The aim of this project is to develop a web application where a user can compute the Levenshtein distance between
two proteins.

## Architectural design

### Graphical overview

Here is a graphical overview about the signup, login, job submission, job status check and job result retrieval flow:

![image info](docs/screenshot_overall_flow_1.jpg)

![image info](docs/screenshot_overall_flow_2.jpg)

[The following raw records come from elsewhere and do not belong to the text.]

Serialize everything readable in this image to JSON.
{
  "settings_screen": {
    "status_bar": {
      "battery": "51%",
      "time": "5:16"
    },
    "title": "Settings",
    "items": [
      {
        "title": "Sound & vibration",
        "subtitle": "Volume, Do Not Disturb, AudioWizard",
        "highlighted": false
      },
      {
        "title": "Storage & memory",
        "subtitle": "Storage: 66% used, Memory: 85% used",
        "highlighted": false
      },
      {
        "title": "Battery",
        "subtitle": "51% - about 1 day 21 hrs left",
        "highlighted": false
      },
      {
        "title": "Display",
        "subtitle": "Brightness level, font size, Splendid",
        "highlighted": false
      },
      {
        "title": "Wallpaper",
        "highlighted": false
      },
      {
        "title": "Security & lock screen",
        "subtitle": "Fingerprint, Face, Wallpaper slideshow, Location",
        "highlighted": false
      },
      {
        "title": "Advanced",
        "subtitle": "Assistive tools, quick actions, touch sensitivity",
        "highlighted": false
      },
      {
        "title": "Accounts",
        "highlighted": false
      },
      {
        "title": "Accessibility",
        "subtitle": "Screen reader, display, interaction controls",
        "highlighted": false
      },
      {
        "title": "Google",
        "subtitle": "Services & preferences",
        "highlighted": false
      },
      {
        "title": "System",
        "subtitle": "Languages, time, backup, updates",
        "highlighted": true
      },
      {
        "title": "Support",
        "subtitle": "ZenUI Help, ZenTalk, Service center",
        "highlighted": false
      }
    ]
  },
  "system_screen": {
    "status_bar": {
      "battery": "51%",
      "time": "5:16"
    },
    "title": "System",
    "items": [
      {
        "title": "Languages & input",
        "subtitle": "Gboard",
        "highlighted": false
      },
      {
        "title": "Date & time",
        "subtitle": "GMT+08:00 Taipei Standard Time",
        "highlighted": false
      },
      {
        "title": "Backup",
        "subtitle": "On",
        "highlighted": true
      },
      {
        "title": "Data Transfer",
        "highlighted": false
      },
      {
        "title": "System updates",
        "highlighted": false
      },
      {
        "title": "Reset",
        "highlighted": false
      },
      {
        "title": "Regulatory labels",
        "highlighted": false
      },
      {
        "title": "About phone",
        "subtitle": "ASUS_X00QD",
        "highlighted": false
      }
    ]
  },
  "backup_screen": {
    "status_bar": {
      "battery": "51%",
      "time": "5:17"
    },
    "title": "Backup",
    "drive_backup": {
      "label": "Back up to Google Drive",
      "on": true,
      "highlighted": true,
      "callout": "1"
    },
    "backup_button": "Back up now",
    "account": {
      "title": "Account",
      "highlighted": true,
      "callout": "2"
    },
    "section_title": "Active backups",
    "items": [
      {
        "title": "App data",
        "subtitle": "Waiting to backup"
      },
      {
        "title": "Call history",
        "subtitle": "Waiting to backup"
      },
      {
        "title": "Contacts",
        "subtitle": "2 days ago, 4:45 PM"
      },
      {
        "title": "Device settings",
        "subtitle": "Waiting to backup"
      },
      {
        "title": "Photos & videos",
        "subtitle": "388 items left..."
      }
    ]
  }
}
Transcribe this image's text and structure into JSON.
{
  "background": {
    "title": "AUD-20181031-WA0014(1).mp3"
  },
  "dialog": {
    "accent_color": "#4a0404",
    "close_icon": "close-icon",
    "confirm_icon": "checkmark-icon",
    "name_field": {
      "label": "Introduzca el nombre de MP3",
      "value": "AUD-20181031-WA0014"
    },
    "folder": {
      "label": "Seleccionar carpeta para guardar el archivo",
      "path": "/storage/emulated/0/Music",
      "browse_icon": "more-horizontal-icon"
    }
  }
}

### Frameworks and tools used

| Component      | Framework/Tool |
| ----------- | ----------- |
| Calculate Levenshtein distance      | [Levenshtein module](https://pypi.org/project/Levenshtein/)       |
| Protein sequence retrieval   | [UniProt REST API](https://www.uniprot.org/help/api)        |
| Web framework   | [Django](https://docs.djangoproject.com/en/4.2/intro/install/)        |
| Django backend database   | Any relation database would do the trick, e.g. PostgresSQL or MySQL        |
| User management system   | [Django auth app](https://docs.djangoproject.com/en/4.0/topics/auth/)        |
| Task Queue   | [Celery](https://docs.celeryq.dev/en/stable/getting-started/introduction.html)        |
| Task Queue Broker   | [Redis](https://docs.celeryq.dev/en/stable/getting-started/backends-and-brokers/redis.html#broker-redis)        |
| Task Queue Result Store   | Re-use Django backend database - Django ORM       |

## Development

### Getting started

Before you start make sure you have your private SSH Key added, which gives you access to certain GitHub organisation or private repos. You only have to do this once!

```shell
ssh-add /your/ssh/key/file/for/github
```

Every time you open a new console/terminal make sure your ssh-agent is running and all SSH keys are added.

```shell
eval `ssh-agent -s` && ssh-add
```

### How to enable BuildKit?

This could be achieved in different ways.

#### Enable the BuildKit in Docker Desktop

![image info](docs/screenshot_docker_desktop_enable_buildkit.png)

#### Enable the BuildKit in a fresh terminal

```
export DOCKER_BUILDKIT=1
```

##### On Linux machines, you may also need:
```
export COMPOSE_DOCKER_CLI_BUILD=1
```

### Building your Docker images

```shell
docker build --ssh default . -f Dockerfile -t mscheremetjew/levenshtein-distance-service

docker-compose build
```

And then the service can be started as following:

```shell
docker-compose up
```

### How to update project dependencies?

For this project we are using pip-tools to manage all project dependencies. Apply changes to
requirements.in and run pip-compile, which generates an updated version of requirements.txt.

For rsa keys run...
```console
make pip-compile-rsa
```

For ed-25519 keys run...
```console
make pip-compile-ed-25519
```

### How to run services locally?

#### How to start all services defined in docker-compose file - for development only?

```shell
docker-compose up
```

OR use the following Makefile command:
```shell
make up
```

Now that the web server is running, visit [http://127.0.0.1:8080/](http://127.0.0.1:8080/) with your web browser.

#### How to start services marked with specific profiles - for development only?

Certain services are marked with specific profiles. To start these services
you have to use the --profile option in your docker-compose command.

```shell
docker-compose [--profile prometheus]  up
```

### How to access your local Postgres Docker service?

Execute the postgres docker container to enter the terminal. You can do that for instance via Docker Desktop.

```shell
docker exec -it <container_name> /bin/sh
```

Connect to the Postgres database terminal:
```shell
psql -d <db-name> -U <username> -W
```

DB and user name as well as the password can be found and changed in the docker-compose file (see env var POSTGRES_DB etc.)
```shell
psql -d distance_service -U maxim -W
```

## Testing and code formatting

### How to run tests locally?

```console
make pytest

OR you can run specific test like this...
docker-compose run --rm --entrypoint=sh <service-name> -c "pytest app/tests/unit/test_*.py"
```

### How to format the code before pushing new changes to remote?

```console
make format

make lint
```

## Continuous integration

...

### Code coverage

For this project code coverage is set up.